SELECTION: True History of the Conquest of New Spain by Bernal Diaz del Castillo

And when we saw all those cities and villages built in the water, and other great towns on dry land, and that straight and level causeway leading to Mexico [i.e. Tenochtitlán], we were astounded. These great towns and cues [i.e., temples] and buildings rising from the water, all made of stone, seemed like an enchanted vision from the tale of Amadis. Indeed, some of our soldiers asked whether it was not all a dream. It is not surprising therefore that I should write in this vein. It was all so wonderful that I do not know how to describe this first glimpse of things never heard of, seen or dreamed of before…

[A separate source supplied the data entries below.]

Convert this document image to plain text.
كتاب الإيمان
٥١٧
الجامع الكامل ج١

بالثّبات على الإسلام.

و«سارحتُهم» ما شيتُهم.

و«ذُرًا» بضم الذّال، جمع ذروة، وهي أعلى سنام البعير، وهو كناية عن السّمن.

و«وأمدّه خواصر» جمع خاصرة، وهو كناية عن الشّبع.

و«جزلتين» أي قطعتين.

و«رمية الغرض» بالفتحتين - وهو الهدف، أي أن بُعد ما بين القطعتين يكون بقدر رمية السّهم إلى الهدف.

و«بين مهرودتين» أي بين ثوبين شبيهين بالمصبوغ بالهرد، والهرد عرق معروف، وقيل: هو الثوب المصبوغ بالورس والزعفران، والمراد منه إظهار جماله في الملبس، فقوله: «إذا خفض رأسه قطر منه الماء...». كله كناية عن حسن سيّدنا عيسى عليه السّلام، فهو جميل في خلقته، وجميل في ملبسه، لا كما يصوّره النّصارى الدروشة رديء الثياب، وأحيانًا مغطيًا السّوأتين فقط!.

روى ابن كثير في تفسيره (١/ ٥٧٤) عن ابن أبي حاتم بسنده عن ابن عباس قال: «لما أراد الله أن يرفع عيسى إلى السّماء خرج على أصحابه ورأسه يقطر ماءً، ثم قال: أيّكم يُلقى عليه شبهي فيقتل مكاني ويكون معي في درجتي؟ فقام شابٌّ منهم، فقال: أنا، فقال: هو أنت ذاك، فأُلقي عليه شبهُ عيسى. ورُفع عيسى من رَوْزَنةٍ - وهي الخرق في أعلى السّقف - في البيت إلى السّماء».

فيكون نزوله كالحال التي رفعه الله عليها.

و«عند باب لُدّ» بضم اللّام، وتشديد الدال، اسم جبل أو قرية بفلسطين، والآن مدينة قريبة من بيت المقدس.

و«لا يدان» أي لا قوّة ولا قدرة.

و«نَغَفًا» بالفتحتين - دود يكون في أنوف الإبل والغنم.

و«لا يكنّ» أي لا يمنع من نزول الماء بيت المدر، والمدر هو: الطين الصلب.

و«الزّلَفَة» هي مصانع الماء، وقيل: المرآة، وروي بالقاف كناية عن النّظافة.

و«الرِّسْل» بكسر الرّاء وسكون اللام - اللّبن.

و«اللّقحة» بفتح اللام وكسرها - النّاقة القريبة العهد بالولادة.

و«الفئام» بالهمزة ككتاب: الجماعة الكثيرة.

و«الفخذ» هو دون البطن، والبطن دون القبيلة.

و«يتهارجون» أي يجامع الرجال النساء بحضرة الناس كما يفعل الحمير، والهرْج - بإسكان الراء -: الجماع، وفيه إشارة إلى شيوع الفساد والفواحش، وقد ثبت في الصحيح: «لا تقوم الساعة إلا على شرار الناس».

And when we entered the city of Iztapalapa, the sight of the palaces in which they lodged us! They were very spacious and well built, of magnificent stone, cedar wood, and the wood of other sweet-smelling trees, with great rooms and courts, which were a wonderful sight, and all
covered with awnings of woven cotton.

When we had taken a good look at all this, we went to the orchard and garden, which was a marvelous place both to see and walk in. I was never tired of noticing the diversity of trees and the various scents given off by each, and the paths choked with roses and other flowers, and the many local fruit-trees and rose-bushes, and the pond of fresh water. Then there were birds of many breeds and varieties which came to the pond. I say again that I stood looking at it, and thought that no land like it would ever be discovered in the whole world… But today all that I then saw is overthrown and destroyed; nothing is left standing.

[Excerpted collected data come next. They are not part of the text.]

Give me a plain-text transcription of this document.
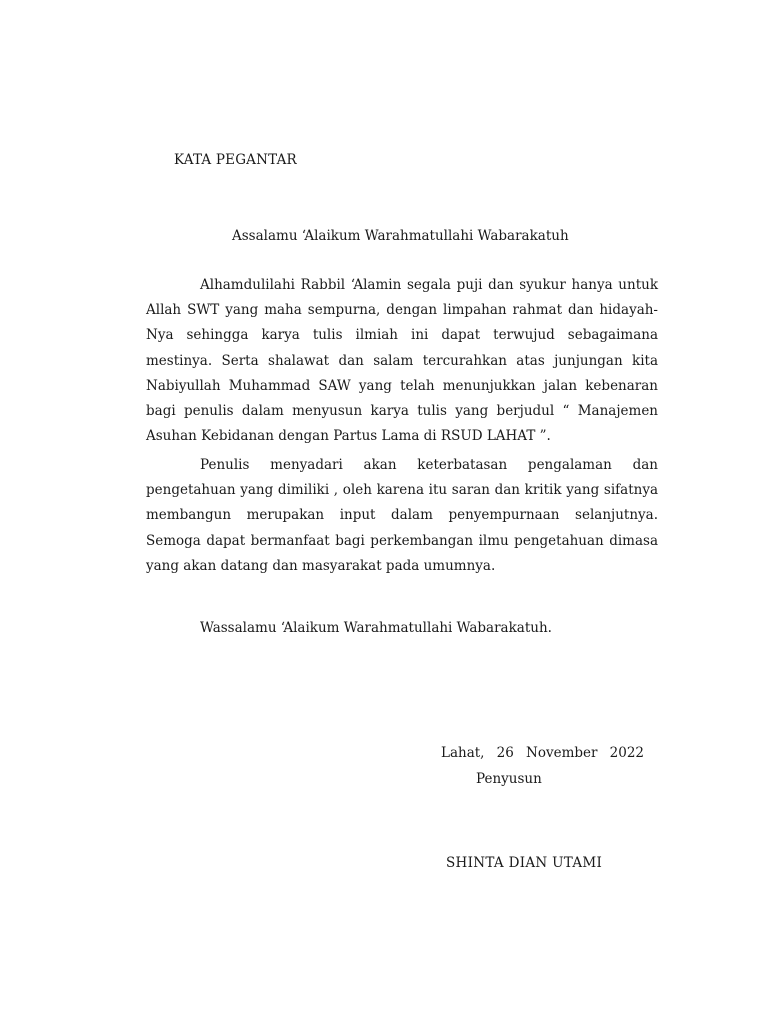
KATA PEGANTAR

Assalamu ‘Alaikum Warahmatullahi Wabarakatuh

Alhamdulilahi Rabbil ‘Alamin segala puji dan syukur hanya untuk Allah SWT yang maha sempurna, dengan limpahan rahmat dan hidayah-Nya sehingga karya tulis ilmiah ini dapat terwujud sebagaimana mestinya. Serta shalawat dan salam tercurahkan atas junjungan kita Nabiyullah Muhammad SAW yang telah menunjukkan jalan kebenaran bagi penulis dalam menyusun karya tulis yang berjudul “ Manajemen Asuhan Kebidanan dengan Partus Lama di RSUD LAHAT ”.

Penulis menyadari akan keterbatasan pengalaman dan pengetahuan yang dimiliki , oleh karena itu saran dan kritik yang sifatnya membangun merupakan input dalam penyempurnaan selanjutnya. Semoga dapat bermanfaat bagi perkembangan ilmu pengetahuan dimasa yang akan datang dan masyarakat pada umumnya.

Wassalamu ‘Alaikum Warahmatullahi Wabarakatuh.

Lahat, 26 November 2022

Penyusun

SHINTA DIAN UTAMI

On each altar was a giant figure, very tall and very fat. They said that the one on the right was Huichilobos [i.e. Huitzilopochtli], their war-god. He had a very broad face and huge terrible eyes. And there were so many precious stones, so much gold, so many pearls and seed-pearls stuck to him with a paste which the natives made from a sort of root, that his body and head were covered with them…

There were some smoking braziers of their incense, which they call copal, in which they were burning the hearts of three Indians whom they had sacrificed that day; and all the walls of that shrine were so splashed and caked with blood that they and the floor too were black. Indeed, the whole place stank abominably. We then looked to the left and saw another great image of the same height as Huichilobos, with a face like a bear and eyes that glittered, being made of their mirror-glass, which they call tezcat. Its body, like that of Huichilobos, was encrusted with precious stones, for they said that the two were brothers. This Tezcatlipoca, the god of hell, had charge of the Mexicans’ souls, and his body was surrounded by figures of little devils with snakes’ tails. The walls of this shrine also were so caked with blood and the floor so bathed in it that the stench was worse than that of any slaughter-house in Spain. They had offered that idol five hearts from the day’s sacrifices.